With the EU elections coming up, the FPÖ attacks on Wolf serve as a useful distraction at a time when the party’s leaders are being scrutinized for their connection to the alt-right Identitären Movement and far-right populist rhetoric. In an interview published Sunday in the Kronen Zeitung, party leader Heinz-Christian Strache committed himself to fighting “population replacement,” echoing the alt-right theory that non-white immigrants are replacing white Europeans. “We do not want to be a minority in our own country,” Strache said.

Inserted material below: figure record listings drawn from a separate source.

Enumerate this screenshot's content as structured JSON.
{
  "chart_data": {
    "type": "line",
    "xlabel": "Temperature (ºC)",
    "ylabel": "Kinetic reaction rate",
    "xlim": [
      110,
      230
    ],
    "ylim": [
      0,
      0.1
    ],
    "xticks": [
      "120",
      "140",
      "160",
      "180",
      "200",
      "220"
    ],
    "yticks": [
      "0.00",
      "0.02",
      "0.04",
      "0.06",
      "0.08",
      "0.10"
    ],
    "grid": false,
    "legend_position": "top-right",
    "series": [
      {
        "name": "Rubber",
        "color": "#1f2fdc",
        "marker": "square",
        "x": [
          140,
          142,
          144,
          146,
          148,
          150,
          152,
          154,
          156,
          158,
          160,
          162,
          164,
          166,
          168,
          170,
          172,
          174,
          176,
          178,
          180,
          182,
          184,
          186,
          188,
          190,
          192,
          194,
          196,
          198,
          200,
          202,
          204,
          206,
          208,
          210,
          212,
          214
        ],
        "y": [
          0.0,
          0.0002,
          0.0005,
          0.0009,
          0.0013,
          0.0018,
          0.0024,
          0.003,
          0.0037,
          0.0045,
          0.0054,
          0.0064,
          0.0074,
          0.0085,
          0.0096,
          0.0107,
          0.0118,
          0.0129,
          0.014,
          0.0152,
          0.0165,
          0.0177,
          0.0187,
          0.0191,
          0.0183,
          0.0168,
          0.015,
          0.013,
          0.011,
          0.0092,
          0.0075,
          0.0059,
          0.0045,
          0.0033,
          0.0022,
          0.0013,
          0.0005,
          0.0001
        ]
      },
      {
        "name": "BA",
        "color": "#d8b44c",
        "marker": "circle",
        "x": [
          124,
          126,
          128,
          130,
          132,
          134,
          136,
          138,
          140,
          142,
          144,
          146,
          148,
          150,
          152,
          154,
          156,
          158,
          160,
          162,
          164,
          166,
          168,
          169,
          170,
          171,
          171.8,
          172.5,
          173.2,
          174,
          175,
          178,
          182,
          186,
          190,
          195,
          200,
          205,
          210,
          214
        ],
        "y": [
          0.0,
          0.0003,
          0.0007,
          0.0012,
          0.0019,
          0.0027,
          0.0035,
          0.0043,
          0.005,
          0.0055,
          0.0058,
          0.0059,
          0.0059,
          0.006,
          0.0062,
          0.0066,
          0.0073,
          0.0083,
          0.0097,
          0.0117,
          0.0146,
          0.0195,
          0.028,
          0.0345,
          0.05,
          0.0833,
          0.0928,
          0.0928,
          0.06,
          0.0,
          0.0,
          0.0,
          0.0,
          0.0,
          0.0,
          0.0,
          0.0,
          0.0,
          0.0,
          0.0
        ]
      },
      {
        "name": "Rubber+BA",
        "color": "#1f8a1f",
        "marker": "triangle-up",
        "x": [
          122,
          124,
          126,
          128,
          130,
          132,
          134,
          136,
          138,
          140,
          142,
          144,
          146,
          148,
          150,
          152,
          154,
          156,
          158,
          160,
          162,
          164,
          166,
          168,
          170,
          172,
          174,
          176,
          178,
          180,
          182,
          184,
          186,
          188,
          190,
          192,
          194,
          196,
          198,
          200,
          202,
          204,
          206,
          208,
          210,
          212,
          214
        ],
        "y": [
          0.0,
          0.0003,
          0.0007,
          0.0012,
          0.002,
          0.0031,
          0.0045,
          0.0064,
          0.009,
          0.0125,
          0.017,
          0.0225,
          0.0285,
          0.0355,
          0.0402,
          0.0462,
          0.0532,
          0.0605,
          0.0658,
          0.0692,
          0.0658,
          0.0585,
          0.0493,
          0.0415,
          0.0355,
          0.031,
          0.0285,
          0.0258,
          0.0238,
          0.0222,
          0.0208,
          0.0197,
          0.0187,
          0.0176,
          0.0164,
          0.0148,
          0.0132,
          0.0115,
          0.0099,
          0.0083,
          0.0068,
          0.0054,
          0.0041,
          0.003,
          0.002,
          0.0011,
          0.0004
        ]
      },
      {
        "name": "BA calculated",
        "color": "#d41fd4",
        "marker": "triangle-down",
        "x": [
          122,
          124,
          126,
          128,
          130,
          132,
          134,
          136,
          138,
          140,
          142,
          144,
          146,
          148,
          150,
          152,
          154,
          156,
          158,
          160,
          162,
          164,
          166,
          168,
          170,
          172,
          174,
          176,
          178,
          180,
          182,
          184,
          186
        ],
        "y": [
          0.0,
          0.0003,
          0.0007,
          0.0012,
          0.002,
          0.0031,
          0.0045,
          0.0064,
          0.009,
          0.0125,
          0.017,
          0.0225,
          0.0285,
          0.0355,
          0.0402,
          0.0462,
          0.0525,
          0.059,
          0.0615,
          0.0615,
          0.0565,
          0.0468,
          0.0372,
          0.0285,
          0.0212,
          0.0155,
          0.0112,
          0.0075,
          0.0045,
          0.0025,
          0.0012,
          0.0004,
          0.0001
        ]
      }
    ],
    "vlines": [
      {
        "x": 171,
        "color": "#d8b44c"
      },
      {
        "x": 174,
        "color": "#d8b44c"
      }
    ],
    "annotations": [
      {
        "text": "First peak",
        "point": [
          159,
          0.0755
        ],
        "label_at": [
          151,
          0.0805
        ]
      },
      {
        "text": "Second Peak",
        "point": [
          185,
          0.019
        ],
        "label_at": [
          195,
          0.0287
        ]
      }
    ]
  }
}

The Freedom Party has long held a grudge against the ORF and has repeatedly expressed the desire to change its funding from the current license fees to the far more precarious  general fund. Opponents argue with justification that this would threaten the public broadcaster’s editorial independence, making it more susceptible to political interference. Last week, the government in fact increased financial support for private television stations.

For his part, Wolf took a scheduled vacation following Tuesday’s show, spending a few days in Tel Aviv. On Sunday, he posted a lengthy article on his personal blog, defending his editorial decision to make Nazi comparisons and rejecting Steger’s advice to take time off from hosting ZIB2.

“With hindsight, would I have asked something else?” he pondered with reference to the anti-migrant poster. No, he concluded. For all the noise, “I still have not heard a concrete answer to my question.”